Saturday, April 23, 2005

Yahoo, Google look to new outlets

Blockbuster quarters reported by Yahoo and Google this week illustrate the evolution of online advertising into a major economic engine.
Both Internet giants enjoyed big growth that is expected to continue well into the future.

But that future won't be limited to the Web page ads that Internet users are accustomed to seeing today, according to some analysts. Yahoo and Google probably will expand their ad networks to television and mobile phones as online and offline media increasingly converge, the analysts said.

"I think it's certainly possible," said Benjamin Schachter, an analyst for UBS Securities. "There will be testing."

Both Google and Yahoo reported stellar first-quarter results, based largely on the strength of their targeted search engine advertising businesses. The companies get paid each time a user clicks on one of the ads, and lately, the clicking has been furious.

Earlier this week, Google reported a sixfold increase in first-quarter profit. Investors reacted by pushing the Mountain View search engine's shares up $11.59 to $215.81, or nearly 6 percent.

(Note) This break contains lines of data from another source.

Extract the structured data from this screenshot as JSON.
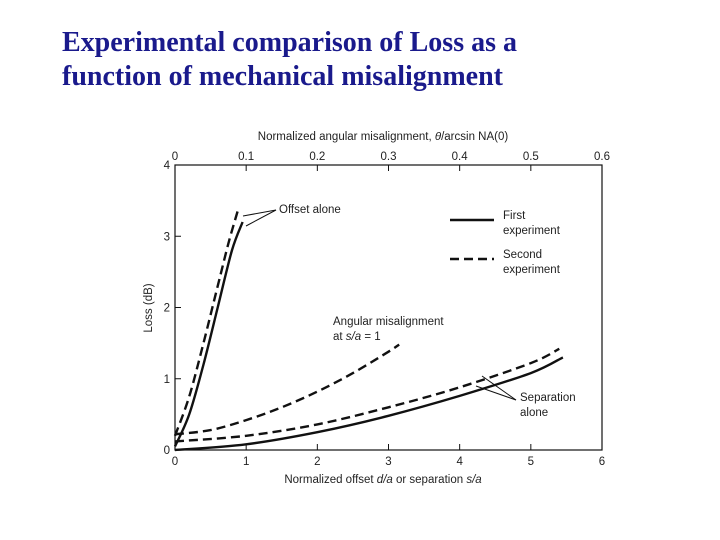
{
  "slide": {
    "title_line1": "Experimental comparison of Loss as a",
    "title_line2": "function of mechanical misalignment"
  },
  "chart_data": {
    "type": "line",
    "xlabel_bottom": {
      "pre": "Normalized offset ",
      "var1": "d/a",
      "mid": " or separation ",
      "var2": "s/a"
    },
    "xlabel_top": {
      "pre": "Normalized angular misalignment, ",
      "var": "θ",
      "post": "/arcsin NA(0)"
    },
    "ylabel": "Loss (dB)",
    "xlim": [
      0,
      6
    ],
    "x2lim": [
      0,
      0.6
    ],
    "ylim": [
      0,
      4
    ],
    "x_ticks": [
      "0",
      "1",
      "2",
      "3",
      "4",
      "5",
      "6"
    ],
    "x2_ticks": [
      "0",
      "0.1",
      "0.2",
      "0.3",
      "0.4",
      "0.5",
      "0.6"
    ],
    "y_ticks": [
      "0",
      "1",
      "2",
      "3",
      "4"
    ],
    "grid": false,
    "legend": {
      "position": "top-right",
      "entries": [
        {
          "label_line1": "First",
          "label_line2": "experiment",
          "style": "solid"
        },
        {
          "label_line1": "Second",
          "label_line2": "experiment",
          "style": "dashed"
        }
      ]
    },
    "annotations": {
      "offset": "Offset alone",
      "angular_line1": "Angular misalignment",
      "angular_line2_pre": "at ",
      "angular_line2_var": "s/a",
      "angular_line2_post": " = 1",
      "separation_line1": "Separation",
      "separation_line2": "alone"
    },
    "series": [
      {
        "group": "offset",
        "style": "solid",
        "axis": "bottom",
        "x": [
          0,
          0.2,
          0.4,
          0.6,
          0.8,
          0.95
        ],
        "y": [
          0.05,
          0.5,
          1.2,
          2.0,
          2.8,
          3.2
        ]
      },
      {
        "group": "offset",
        "style": "dashed",
        "axis": "bottom",
        "x": [
          0,
          0.2,
          0.4,
          0.6,
          0.75,
          0.88
        ],
        "y": [
          0.2,
          0.75,
          1.5,
          2.3,
          2.9,
          3.35
        ]
      },
      {
        "group": "angular",
        "style": "dashed",
        "axis": "top",
        "x": [
          0,
          0.05,
          0.1,
          0.15,
          0.2,
          0.25,
          0.3,
          0.315
        ],
        "y": [
          0.22,
          0.28,
          0.42,
          0.6,
          0.82,
          1.08,
          1.38,
          1.48
        ]
      },
      {
        "group": "separation",
        "style": "solid",
        "axis": "bottom",
        "x": [
          0,
          1,
          2,
          3,
          4,
          5,
          5.45
        ],
        "y": [
          0.0,
          0.08,
          0.25,
          0.48,
          0.76,
          1.08,
          1.3
        ]
      },
      {
        "group": "separation",
        "style": "dashed",
        "axis": "bottom",
        "x": [
          0,
          1,
          2,
          3,
          4,
          5,
          5.4
        ],
        "y": [
          0.12,
          0.2,
          0.36,
          0.6,
          0.88,
          1.22,
          1.42
        ]
      }
    ]
  }
}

Yahoo, based in Sunnyvale, doubled its first-quarter profit. The Web portal's shares closed down $1 at $34.84 Friday but gained nearly 7 percent for the week.

Extending online advertising beyond its traditional boundaries will be a major topic at Ad:Tech, an Internet advertising conference in San Francisco next week. A flurry of companies is hoping to capitalize on the idea, which is still in its infancy.

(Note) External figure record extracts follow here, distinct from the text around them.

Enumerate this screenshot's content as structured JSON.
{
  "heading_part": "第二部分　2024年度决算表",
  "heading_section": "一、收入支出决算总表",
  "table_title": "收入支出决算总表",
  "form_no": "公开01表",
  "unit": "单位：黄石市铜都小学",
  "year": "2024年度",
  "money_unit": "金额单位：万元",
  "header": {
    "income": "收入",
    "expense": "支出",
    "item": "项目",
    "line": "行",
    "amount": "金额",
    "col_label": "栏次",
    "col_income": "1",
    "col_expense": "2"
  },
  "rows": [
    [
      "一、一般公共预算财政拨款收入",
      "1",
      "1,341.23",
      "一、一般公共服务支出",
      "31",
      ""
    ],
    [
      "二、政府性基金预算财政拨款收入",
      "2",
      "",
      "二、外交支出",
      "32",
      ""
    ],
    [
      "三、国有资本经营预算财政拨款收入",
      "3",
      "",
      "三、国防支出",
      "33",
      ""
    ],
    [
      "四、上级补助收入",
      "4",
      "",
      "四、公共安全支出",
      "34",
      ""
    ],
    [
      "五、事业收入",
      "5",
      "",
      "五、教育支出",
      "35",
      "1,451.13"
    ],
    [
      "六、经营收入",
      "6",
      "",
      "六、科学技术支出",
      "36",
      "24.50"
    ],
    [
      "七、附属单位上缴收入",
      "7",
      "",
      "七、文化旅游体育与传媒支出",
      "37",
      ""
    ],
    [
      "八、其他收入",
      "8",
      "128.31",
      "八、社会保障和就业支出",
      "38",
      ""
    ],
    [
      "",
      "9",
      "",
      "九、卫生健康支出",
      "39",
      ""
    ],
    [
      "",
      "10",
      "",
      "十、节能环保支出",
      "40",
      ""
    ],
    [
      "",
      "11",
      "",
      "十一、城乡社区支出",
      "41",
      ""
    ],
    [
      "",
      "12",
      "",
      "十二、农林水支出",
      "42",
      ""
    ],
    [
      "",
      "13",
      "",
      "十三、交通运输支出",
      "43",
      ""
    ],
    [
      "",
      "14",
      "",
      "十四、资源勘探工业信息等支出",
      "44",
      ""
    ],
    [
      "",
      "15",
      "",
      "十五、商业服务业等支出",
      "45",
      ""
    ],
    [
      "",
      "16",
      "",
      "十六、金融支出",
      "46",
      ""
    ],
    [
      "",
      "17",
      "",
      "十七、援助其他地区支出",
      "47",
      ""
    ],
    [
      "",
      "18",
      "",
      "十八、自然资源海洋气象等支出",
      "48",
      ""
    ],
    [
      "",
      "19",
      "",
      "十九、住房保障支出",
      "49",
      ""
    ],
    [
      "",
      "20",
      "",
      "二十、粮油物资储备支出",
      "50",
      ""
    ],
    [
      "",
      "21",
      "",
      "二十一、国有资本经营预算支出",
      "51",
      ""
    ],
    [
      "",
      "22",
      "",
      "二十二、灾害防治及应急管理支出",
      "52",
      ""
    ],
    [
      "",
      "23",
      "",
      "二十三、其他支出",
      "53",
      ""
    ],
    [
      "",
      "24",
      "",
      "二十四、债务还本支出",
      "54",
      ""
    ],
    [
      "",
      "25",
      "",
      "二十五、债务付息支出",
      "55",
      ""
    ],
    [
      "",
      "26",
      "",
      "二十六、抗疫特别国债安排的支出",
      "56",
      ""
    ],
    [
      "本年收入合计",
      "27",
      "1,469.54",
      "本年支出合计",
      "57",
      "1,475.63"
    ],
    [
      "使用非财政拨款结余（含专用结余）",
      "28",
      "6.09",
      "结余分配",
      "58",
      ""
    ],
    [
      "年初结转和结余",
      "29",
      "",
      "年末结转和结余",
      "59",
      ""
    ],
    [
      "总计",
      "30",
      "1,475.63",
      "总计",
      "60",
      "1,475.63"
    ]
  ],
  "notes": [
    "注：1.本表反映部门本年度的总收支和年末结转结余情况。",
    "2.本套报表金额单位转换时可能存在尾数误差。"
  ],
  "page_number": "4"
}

Expanding their advertising network beyond Web pages could help Yahoo's and Google's businesses grow after reaching their limits online. The seeds are already in place, according to analysts.

Paul Palumbo, an analyst for AccuStream iMedia Research, an interactive media consulting firm, cited a Google video service introduced last week. Users will be able to download video files submitted to the site by amateurs and Hollywood alike, eventually accompanied by ads, he predicted.

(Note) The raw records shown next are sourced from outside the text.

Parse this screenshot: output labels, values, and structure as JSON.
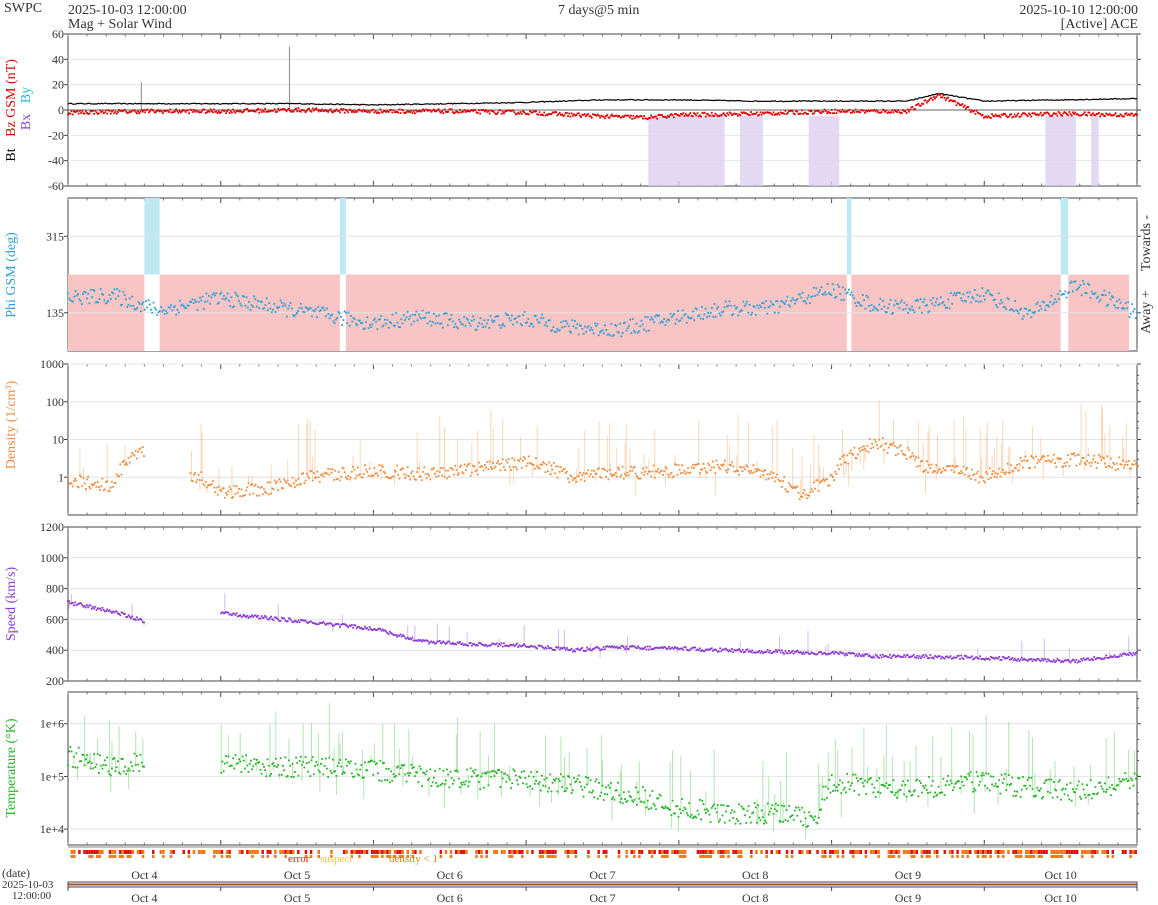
{
  "header": {
    "agency": "SWPC",
    "start_time": "2025-10-03 12:00:00",
    "subtitle": "Mag + Solar Wind",
    "span": "7 days@5 min",
    "end_time": "2025-10-10 12:00:00",
    "source": "[Active] ACE"
  },
  "colors": {
    "bt": "#000000",
    "bz": "#e00000",
    "bx": "#8b3fd6",
    "by": "#1fb8e0",
    "phi": "#2a9fd6",
    "density": "#f08c3c",
    "speed": "#8a3ad0",
    "temperature": "#22b422",
    "phi_away_band": "#f9c4c4",
    "phi_towards_band": "#bfe8f5",
    "bz_south_band": "#ddd0ef",
    "quality_error": "#e01010",
    "quality_suspect": "#f5d000",
    "quality_density": "#f07818"
  },
  "x_axis": {
    "label": "(date)",
    "start_label": "2025-10-03",
    "start_time_label": "12:00:00",
    "day_labels": [
      "Oct 4",
      "Oct 5",
      "Oct 6",
      "Oct 7",
      "Oct 8",
      "Oct 9",
      "Oct 10"
    ]
  },
  "quality_legend": {
    "error": "error",
    "suspect": "suspect",
    "density": "density < 1"
  },
  "chart_data": [
    {
      "type": "line",
      "id": "mag",
      "ylabel": "Bz GSM (nT)",
      "ylabel_parts": [
        "Bt",
        "Bz GSM (nT)",
        "Bx",
        "By"
      ],
      "ylim": [
        -60,
        60
      ],
      "yticks": [
        -60,
        -40,
        -20,
        0,
        20,
        40,
        60
      ],
      "x_unit": "days since 2025-10-03 12:00",
      "xlim": [
        0,
        7
      ],
      "series": [
        {
          "name": "Bt",
          "x": [
            0,
            0.5,
            1,
            1.5,
            2,
            2.5,
            3,
            3.5,
            4,
            4.5,
            5,
            5.5,
            5.7,
            6,
            6.5,
            7
          ],
          "values": [
            5,
            5,
            5,
            5,
            4,
            5,
            6,
            8,
            8,
            7,
            7,
            7,
            13,
            7,
            8,
            9
          ]
        },
        {
          "name": "Bz",
          "x": [
            0,
            0.5,
            1,
            1.5,
            2,
            2.5,
            3,
            3.5,
            3.8,
            4,
            4.5,
            5,
            5.5,
            5.7,
            6,
            6.5,
            7
          ],
          "values": [
            -2,
            -1,
            -1,
            0,
            -1,
            -1,
            -2,
            -5,
            -6,
            -4,
            -3,
            -1,
            -1,
            12,
            -5,
            -3,
            -4
          ]
        }
      ],
      "spikes": [
        {
          "x": 0.48,
          "value": 22
        },
        {
          "x": 1.45,
          "value": 50
        }
      ],
      "south_bz_bands": [
        [
          3.8,
          4.3
        ],
        [
          4.4,
          4.55
        ],
        [
          4.85,
          5.05
        ],
        [
          6.4,
          6.6
        ],
        [
          6.7,
          6.75
        ]
      ]
    },
    {
      "type": "scatter",
      "id": "phi",
      "ylabel": "Phi GSM (deg)",
      "side_labels": [
        "Towards -",
        "Away +"
      ],
      "ylim": [
        45,
        405
      ],
      "yticks": [
        135,
        315
      ],
      "y_away_max": 225,
      "x_unit": "days since 2025-10-03 12:00",
      "xlim": [
        0,
        7
      ],
      "x": [
        0,
        0.3,
        0.6,
        1,
        1.5,
        2,
        2.3,
        2.6,
        3,
        3.3,
        3.6,
        4,
        4.3,
        4.6,
        5,
        5.3,
        5.6,
        6,
        6.3,
        6.6,
        7
      ],
      "values": [
        170,
        175,
        140,
        170,
        140,
        110,
        125,
        110,
        120,
        100,
        95,
        125,
        145,
        145,
        190,
        150,
        150,
        180,
        130,
        200,
        135
      ],
      "towards_bands": [
        [
          0.5,
          0.6
        ],
        [
          1.78,
          1.82
        ],
        [
          5.1,
          5.13
        ],
        [
          6.5,
          6.55
        ]
      ]
    },
    {
      "type": "scatter",
      "id": "density",
      "ylabel": "Density (1/cm³)",
      "scale": "log",
      "ylim": [
        0.1,
        1000
      ],
      "ytick_labels": [
        "1",
        "10",
        "100",
        "1000"
      ],
      "x_unit": "days since 2025-10-03 12:00",
      "xlim": [
        0,
        7
      ],
      "x": [
        0,
        0.3,
        0.5,
        0.6,
        0.8,
        1,
        1.3,
        1.6,
        2,
        2.3,
        2.6,
        3,
        3.3,
        3.6,
        4,
        4.3,
        4.6,
        4.8,
        5,
        5.3,
        5.6,
        6,
        6.3,
        6.6,
        7
      ],
      "values": [
        0.8,
        0.6,
        5,
        null,
        1.2,
        0.4,
        0.5,
        1,
        1.5,
        1.2,
        1.5,
        2.5,
        1,
        1.3,
        1.5,
        2,
        1,
        0.3,
        0.8,
        8,
        2,
        1,
        2.5,
        3,
        2
      ]
    },
    {
      "type": "scatter",
      "id": "speed",
      "ylabel": "Speed (km/s)",
      "ylim": [
        200,
        1200
      ],
      "yticks": [
        200,
        400,
        600,
        800,
        1000,
        1200
      ],
      "x_unit": "days since 2025-10-03 12:00",
      "xlim": [
        0,
        7
      ],
      "x": [
        0,
        0.3,
        0.5,
        0.6,
        1,
        1.3,
        1.6,
        2,
        2.3,
        2.6,
        3,
        3.3,
        3.6,
        4,
        4.3,
        4.6,
        5,
        5.3,
        5.6,
        6,
        6.3,
        6.6,
        7
      ],
      "values": [
        710,
        650,
        590,
        null,
        640,
        610,
        580,
        540,
        460,
        440,
        430,
        400,
        420,
        410,
        400,
        390,
        380,
        360,
        360,
        350,
        340,
        330,
        380
      ]
    },
    {
      "type": "scatter",
      "id": "temperature",
      "ylabel": "Temperature (°K)",
      "scale": "log",
      "ylim": [
        5000,
        4000000
      ],
      "ytick_labels": [
        "1e+4",
        "1e+5",
        "1e+6"
      ],
      "x_unit": "days since 2025-10-03 12:00",
      "xlim": [
        0,
        7
      ],
      "x": [
        0,
        0.3,
        0.5,
        0.6,
        1,
        1.3,
        1.6,
        2,
        2.3,
        2.6,
        3,
        3.3,
        3.6,
        4,
        4.3,
        4.6,
        4.9,
        5,
        5.3,
        5.6,
        6,
        6.3,
        6.6,
        7
      ],
      "values": [
        250000,
        150000,
        200000,
        null,
        180000,
        150000,
        150000,
        130000,
        100000,
        90000,
        90000,
        70000,
        50000,
        25000,
        20000,
        20000,
        15000,
        80000,
        60000,
        60000,
        80000,
        60000,
        50000,
        80000
      ]
    }
  ]
}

"Google's just like any other part of the media business. They have to exploit their audience," Palumbo said.

"It would be one-dimensional for Google to have paid search and text- based advertising in an environment that is going multimedia."

Google's nascent video service is at https://upload.video.google.com/. So far, the company is asking only for video file submissions and has yet to make downloads possible.

There's no word from Google on whether it will incorporate advertisements into the videos. The terms of service allow for contributors to charge for downloads and for Google to take a cut.

Google is clearly interested in offering more animated advertising. In a conference call Thursday, Larry Page, Google's co-founder, said his company will eventually offer more graphical ads to marketers.

Yahoo already has a head start. It has offered television-like ads for some time -- dancing Coke bottles, for instance -- in a prelude to music videos downloaded from the Yahoo Music area.

More could be on the way through Yahoo's partnership with SBC to offer advanced online services via mobile phones, wireless Internet and television. Such services -- part of an industrywide march to digital convergence -- could start rolling out by the end of the year.

Multimedia ads, Palumbo said, are especially desirable for companies like Google and Yahoo because they can charge a premium for them. Advertisers are interested because they can get their message across more effectively and usually to a more targeted audience than on television, he said.

David Hallerman, an analyst for eMarketer, a research firm that follows online advertising, warned that Google and Yahoo face hurdles when it comes to venturing beyond traditional Web page advertising. Experiments with interactive television have generally been failures because viewers preferred to watch passively.

Converting online ads for mobile telephones is another idea that analysts believe Yahoo and Google are looking into. Text ads that run alongside search engine results are a natural fit, analysts said.

But Hallerman noted that mobile phone users already pay for their phone service and may resent the ads appearing on their screens.